Authors’ response: Relationships between the adverse effects of aspirin and polymorphisms in genes encoding aspirin metabolizing enzymes

Abstract

We thank Miners & Day for their interest in our work and for their critical comments on our paper [1]. We agree with Miners & Day that the enzymes UGT1A6 and CYP2C9 may not be the main enzymes involved in the metabolism of aspirin [2]. However, in answer to the comments of Minors & Day, we want to address following: 1) Our main goal was to study possible associations between genetic polymorphisms in UGT1A6 and CYP2C9, both involved in the metabolism of aspirin, and gastrointestinal complaints as caused by cardiovascular dosed (80–100 mg) aspirin or one of its metabolites [1]. This does not necessarily need to be the main metabolite(s) of aspirin. It is not irrational to hypothesize, that the highly reactive product(s) of a minor oxidative metabolic pathway, often catalyzed by CYPs (here CYP2C9), may cause more damage or complaints as compared with a main metabolic product. 2) The data on metabolism of aspirin in humans, as given by Minors & Day, are based on studies by Hutt et al.[2], giving an oral dose of 900 mg aspirin, whereas our patients received 80–100 mg aspirin daily.
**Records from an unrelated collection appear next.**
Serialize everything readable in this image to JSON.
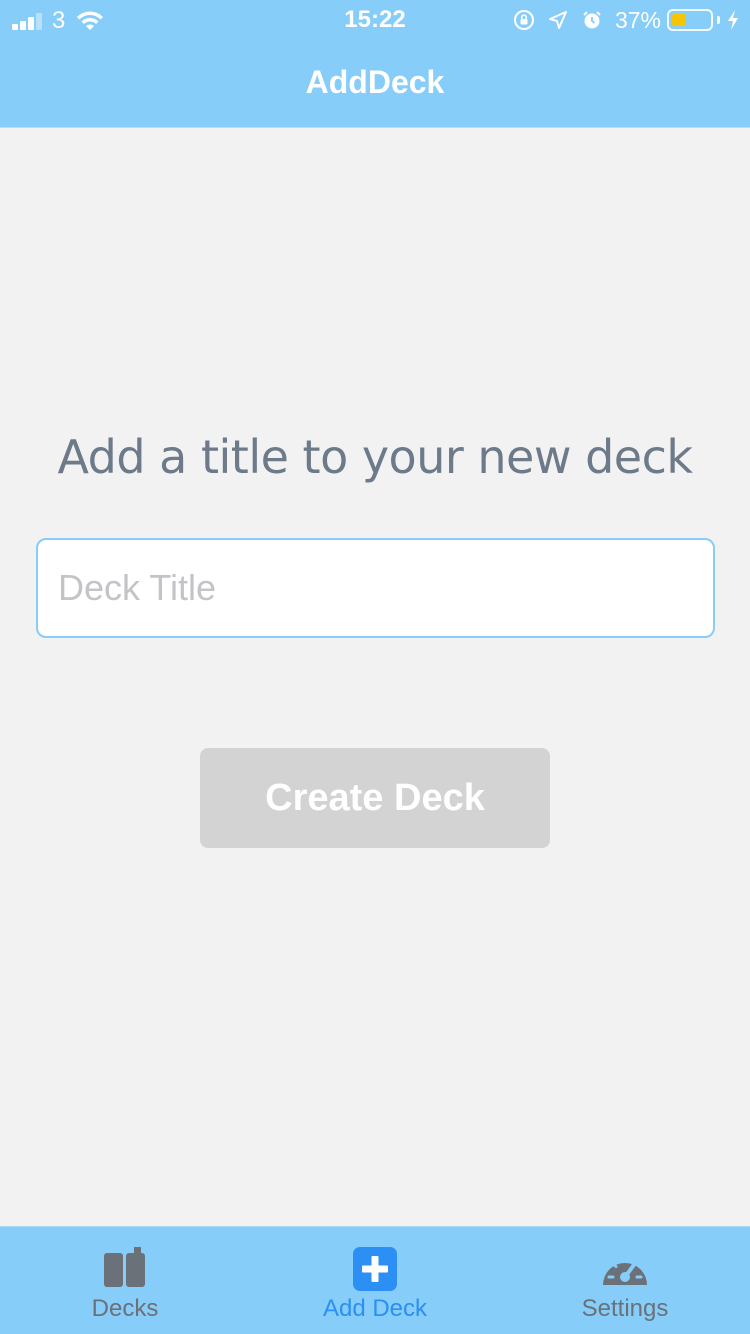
{
  "status_bar": {
    "carrier": "3",
    "time": "15:22",
    "battery_percent": "37%",
    "battery_level": 0.37,
    "icons": [
      "signal-icon",
      "wifi-icon",
      "orientation-lock-icon",
      "location-icon",
      "alarm-icon",
      "battery-icon",
      "charging-bolt-icon"
    ]
  },
  "header": {
    "title": "AddDeck"
  },
  "main": {
    "prompt": "Add a title to your new deck",
    "title_input": {
      "value": "",
      "placeholder": "Deck Title"
    },
    "create_button_label": "Create Deck"
  },
  "tab_bar": {
    "tabs": [
      {
        "label": "Decks",
        "icon": "deck-cards-icon",
        "active": false
      },
      {
        "label": "Add Deck",
        "icon": "plus-square-icon",
        "active": true
      },
      {
        "label": "Settings",
        "icon": "speedometer-icon",
        "active": false
      }
    ]
  },
  "colors": {
    "header_bg": "#87cdf9",
    "background": "#f2f2f2",
    "prompt_text": "#6d7a89",
    "button_disabled": "#d3d3d3",
    "tab_active": "#2b8ff3",
    "tab_inactive": "#6a7178"
  }
}
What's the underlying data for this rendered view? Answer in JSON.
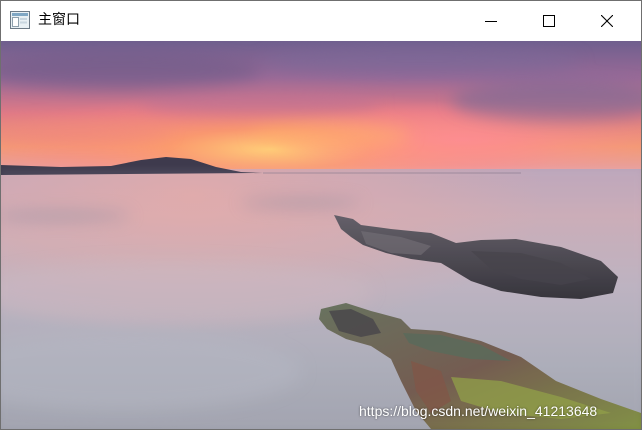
{
  "window": {
    "title": "主窗口",
    "icon": "app-window-icon",
    "controls": {
      "minimize": "minimize-icon",
      "maximize": "maximize-icon",
      "close": "close-icon"
    }
  },
  "content": {
    "image": "seascape-sunset-photo",
    "watermark": "https://blog.csdn.net/weixin_41213648"
  },
  "colors": {
    "titlebar_bg": "#ffffff",
    "window_border": "#6f6f6f",
    "title_text": "#000000"
  }
}
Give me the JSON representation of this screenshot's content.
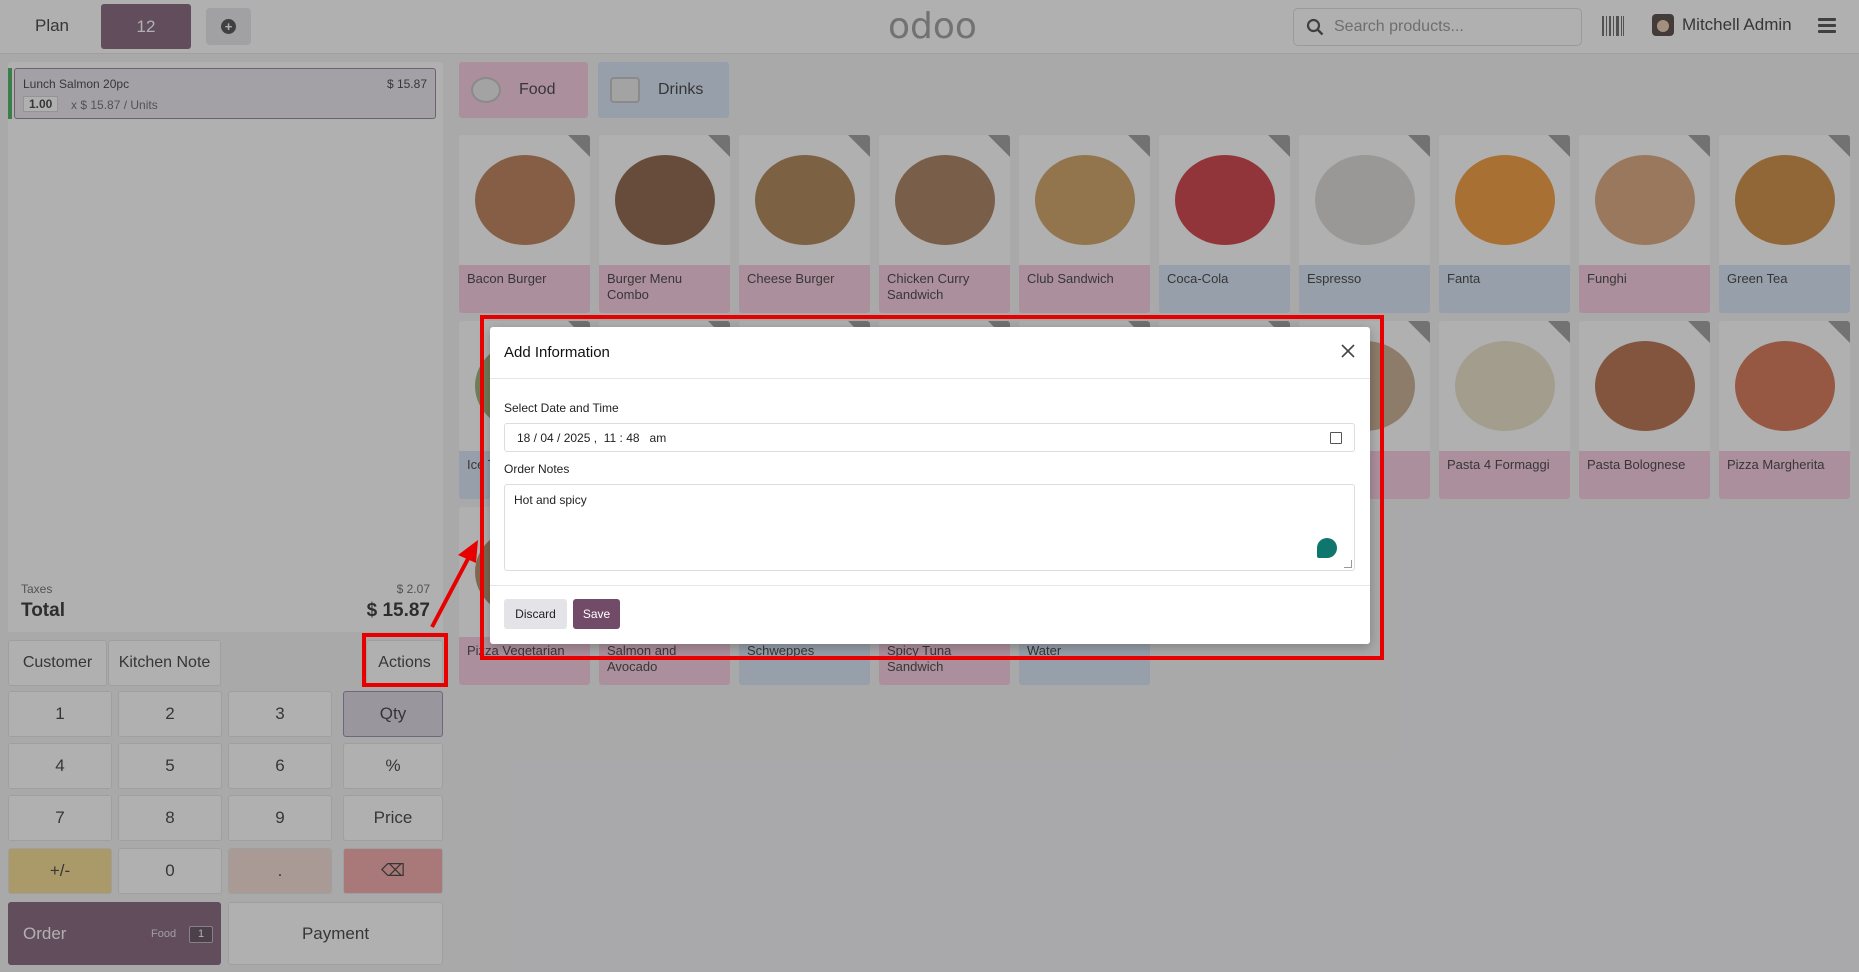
{
  "topbar": {
    "plan_label": "Plan",
    "table_tab": "12",
    "add_icon": "plus-circle-icon",
    "logo": "odoo",
    "search_placeholder": "Search products...",
    "barcode_icon": "barcode-icon",
    "user_name": "Mitchell Admin",
    "menu_icon": "hamburger-menu-icon"
  },
  "order": {
    "line": {
      "name": "Lunch Salmon 20pc",
      "price": "$ 15.87",
      "qty": "1.00",
      "unit": "x $ 15.87 / Units"
    },
    "taxes_label": "Taxes",
    "taxes_value": "$ 2.07",
    "total_label": "Total",
    "total_value": "$ 15.87"
  },
  "controls": {
    "customer": "Customer",
    "kitchen_note": "Kitchen Note",
    "actions": "Actions"
  },
  "numpad": {
    "k1": "1",
    "k2": "2",
    "k3": "3",
    "qty": "Qty",
    "k4": "4",
    "k5": "5",
    "k6": "6",
    "pct": "%",
    "k7": "7",
    "k8": "8",
    "k9": "9",
    "price": "Price",
    "pm": "+/-",
    "k0": "0",
    "dot": ".",
    "bs": "⌫"
  },
  "order_button": {
    "label": "Order",
    "category": "Food",
    "count": "1"
  },
  "payment_button": "Payment",
  "categories": [
    {
      "label": "Food",
      "color": "#f7c4dc"
    },
    {
      "label": "Drinks",
      "color": "#cfe0f5"
    }
  ],
  "products_row1": [
    {
      "name": "Bacon Burger",
      "type": "pink"
    },
    {
      "name": "Burger Menu Combo",
      "type": "pink"
    },
    {
      "name": "Cheese Burger",
      "type": "pink"
    },
    {
      "name": "Chicken Curry Sandwich",
      "type": "pink"
    },
    {
      "name": "Club Sandwich",
      "type": "pink"
    },
    {
      "name": "Coca-Cola",
      "type": "blue"
    },
    {
      "name": "Espresso",
      "type": "blue"
    },
    {
      "name": "Fanta",
      "type": "blue"
    },
    {
      "name": "Funghi",
      "type": "pink"
    },
    {
      "name": "Green Tea",
      "type": "blue"
    }
  ],
  "products_row2": [
    {
      "name": "Ice Tea",
      "type": "blue"
    },
    {
      "name": "",
      "type": "pink"
    },
    {
      "name": "",
      "type": "blue"
    },
    {
      "name": "",
      "type": "pink"
    },
    {
      "name": "",
      "type": "pink"
    },
    {
      "name": "",
      "type": "blue"
    },
    {
      "name": "",
      "type": "pink"
    },
    {
      "name": "Pasta 4 Formaggi",
      "type": "pink"
    },
    {
      "name": "Pasta Bolognese",
      "type": "pink"
    },
    {
      "name": "Pizza Margherita",
      "type": "pink"
    }
  ],
  "products_row3": [
    {
      "name": "Pizza Vegetarian",
      "type": "pink"
    },
    {
      "name": "Salmon and Avocado",
      "type": "pink"
    },
    {
      "name": "Schweppes",
      "type": "blue"
    },
    {
      "name": "Spicy Tuna Sandwich",
      "type": "pink"
    },
    {
      "name": "Water",
      "type": "blue"
    }
  ],
  "modal": {
    "title": "Add Information",
    "date_label": "Select Date and Time",
    "date_value": "18 / 04 / 2025 ,  11 : 48   am",
    "notes_label": "Order Notes",
    "notes_value": "Hot and spicy",
    "discard": "Discard",
    "save": "Save"
  },
  "colors": {
    "brand": "#714b67",
    "annotation": "#e80000"
  }
}
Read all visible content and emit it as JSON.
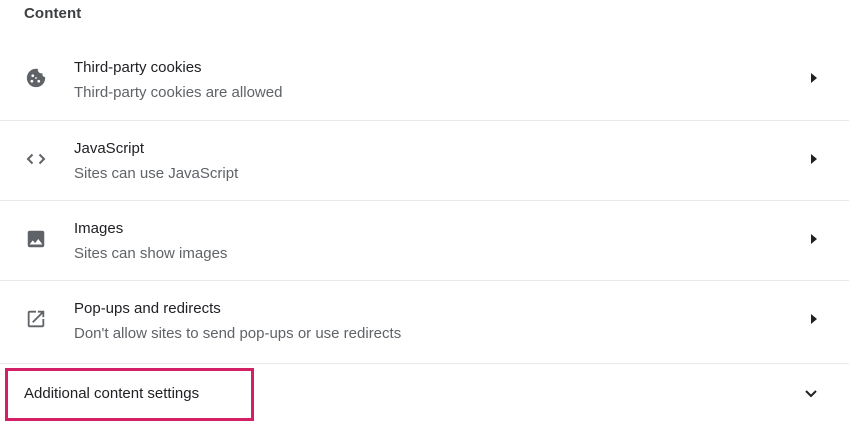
{
  "section": {
    "title": "Content"
  },
  "rows": [
    {
      "label": "Third-party cookies",
      "sublabel": "Third-party cookies are allowed",
      "icon": "cookie-icon"
    },
    {
      "label": "JavaScript",
      "sublabel": "Sites can use JavaScript",
      "icon": "code-icon"
    },
    {
      "label": "Images",
      "sublabel": "Sites can show images",
      "icon": "image-icon"
    },
    {
      "label": "Pop-ups and redirects",
      "sublabel": "Don't allow sites to send pop-ups or use redirects",
      "icon": "open-in-new-icon"
    }
  ],
  "additional": {
    "label": "Additional content settings",
    "icon": "chevron-down-icon"
  },
  "colors": {
    "highlight": "#d31f63",
    "divider": "#e8eaed",
    "icon": "#5f6368"
  }
}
This difference in dose may result in a different pattern of metabolites in urine from that given by Minors & Day, and since glucuronidation is often capacity limited, a low dose of aspirin may result in a larger contribution of glucuronide metabolites. (3) Minors & Day state that the UGTs involved in glucuronidation of salicylic acid are not characterized unambiguously, but by referring to the study of Keuhl et al.[3] they suggest that UGT1A6 may only be just one of several UGTs involved. However, apparent Kms for both phenolic- and acyl-glucuronidation of salicylic acid are lowest for UGT1A6, suggesting that this enzyme may be most relevant in the glucuronidation of low-dose aspirin.